AWAS BAHAYA LIMBAH AIR MENGANCAM
KESEHATAN KITA
Tidakkah kita ngeri melihat
pemandangan limbah semakin hari semakin
meningkat baik limbah rumah tangga, limbah industri, limbah pertanian, limbah
rumah sakit, limbah peternakan dan perikanan yang dibuang tanpa diolah terlebih
dahulu sehingga kondisi perairan umum kita sudah sangat mengkhawatirkan, hal
ini bisa kita lihat dari warna dan bau dari sungai dan pesisir yang sudah
sangat memprihatinkan.
Adanya
kegiatan pengambilan dan analisis di DAS Citarum oleh Tim dari KKP (2012)
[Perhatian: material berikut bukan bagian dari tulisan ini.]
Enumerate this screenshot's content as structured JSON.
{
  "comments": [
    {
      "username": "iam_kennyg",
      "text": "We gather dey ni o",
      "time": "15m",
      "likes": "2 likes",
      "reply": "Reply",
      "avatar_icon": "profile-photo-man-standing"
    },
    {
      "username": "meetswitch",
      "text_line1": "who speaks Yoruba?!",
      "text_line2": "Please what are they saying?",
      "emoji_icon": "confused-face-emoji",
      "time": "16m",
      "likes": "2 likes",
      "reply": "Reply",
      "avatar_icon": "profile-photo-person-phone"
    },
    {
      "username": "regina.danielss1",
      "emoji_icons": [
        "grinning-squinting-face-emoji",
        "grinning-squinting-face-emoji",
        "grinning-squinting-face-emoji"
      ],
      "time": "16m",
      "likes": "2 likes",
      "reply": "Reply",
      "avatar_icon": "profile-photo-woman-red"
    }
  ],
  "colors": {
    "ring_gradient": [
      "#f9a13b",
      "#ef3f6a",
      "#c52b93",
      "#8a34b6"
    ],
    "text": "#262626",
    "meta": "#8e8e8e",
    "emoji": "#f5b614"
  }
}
memperoleh data konsentrasi COD
yang tertinggi yaitu
sekitar 266,6 mg/l , BOD yang
tertinggi yaitu sekitar 4,24 mg/l, Pb yang tertinggi
yaitu sekitar 0,73 mg/l, Cd yang
tertinggi yaitu sekitar 0,08 mg/l, Cu yang tertinggi yaitu sekitar 0,17 mg/l, Hg yang tertinggi yaitu sekitar 0,01 mg/l. Dari semua hasil analisis
tersebut menunjukkan melebihi baku mutu air menurut PP. Nomor 82 tahun 2001.
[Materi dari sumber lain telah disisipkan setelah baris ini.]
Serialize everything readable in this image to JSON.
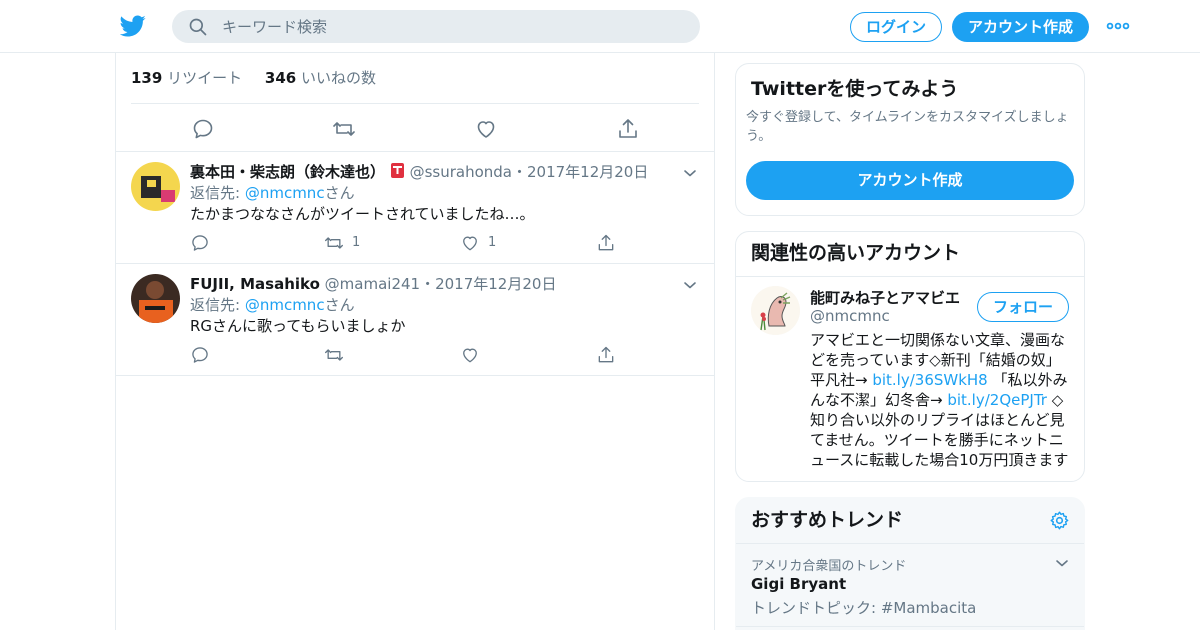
{
  "header": {
    "search_placeholder": "キーワード検索",
    "login_label": "ログイン",
    "signup_label": "アカウント作成"
  },
  "tweet": {
    "retweet_count": "139",
    "retweet_label": "リツイート",
    "like_count": "346",
    "like_label": "いいねの数"
  },
  "replies": [
    {
      "name": "裏本田・柴志朗（鈴木達也）",
      "handle": "@ssurahonda",
      "dot": "・",
      "date": "2017年12月20日",
      "reply_prefix": "返信先: ",
      "reply_to": "@nmcmnc",
      "reply_suffix": "さん",
      "text": "たかまつななさんがツイートされていましたね…。",
      "retweets": "1",
      "likes": "1"
    },
    {
      "name": "FUJII, Masahiko",
      "handle": "@mamai241",
      "dot": "・",
      "date": "2017年12月20日",
      "reply_prefix": "返信先: ",
      "reply_to": "@nmcmnc",
      "reply_suffix": "さん",
      "text": "RGさんに歌ってもらいましょか",
      "retweets": "",
      "likes": ""
    }
  ],
  "sidebar": {
    "signup_card": {
      "title": "Twitterを使ってみよう",
      "description": "今すぐ登録して、タイムラインをカスタマイズしましょう。",
      "button": "アカウント作成"
    },
    "related": {
      "title": "関連性の高いアカウント",
      "name": "能町みね子とアマビエ",
      "handle": "@nmcmnc",
      "follow_label": "フォロー",
      "bio_1": "アマビエと一切関係ない文章、漫画などを売っています◇新刊「結婚の奴」平凡社→ ",
      "bio_link_1": "bit.ly/36SWkH8",
      "bio_2": " 「私以外みんな不潔」幻冬舎→ ",
      "bio_link_2": "bit.ly/2QePJTr",
      "bio_3": " ◇知り合い以外のリプライはほとんど見てません。ツイートを勝手にネットニュースに転載した場合10万円頂きます"
    },
    "trends": {
      "title": "おすすめトレンド",
      "context": "アメリカ合衆国のトレンド",
      "name": "Gigi Bryant",
      "subtitle": "トレンドトピック: #Mambacita"
    }
  },
  "colors": {
    "accent": "#1da1f2",
    "secondary_text": "#657786",
    "border": "#e6ecf0"
  },
  "icons": [
    "twitter-logo-icon",
    "search-icon",
    "more-icon",
    "reply-icon",
    "retweet-icon",
    "like-icon",
    "share-icon",
    "chevron-down-icon",
    "gear-icon",
    "postbox-emoji-icon"
  ]
}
Sebenarnya ada beberapa teknik
pengolahan limbah muali dari yang termurah, efektif dan termudah yaitu menggunakan
ekstrak biji buah Kelor (Moringan
oleifera), karena dapat mengubah air keruh dengan partikel tanah maupun
unsur logam berat menjadi air bersih layak untuk dikonsumsi dan memenuhi
standar baku mutu yang ditetapkan. Hal ini dikarenakan biji buah kelor (Moringan oleifera) mengandung zat aktif
rhamnosyloxy-benzil-isothiocyanate, yang mampu mengadopsi dan menetralisir
partikel-partikel lumpur, kotoran melayang dalam air sampai kandungan logam berat dalam air limbah.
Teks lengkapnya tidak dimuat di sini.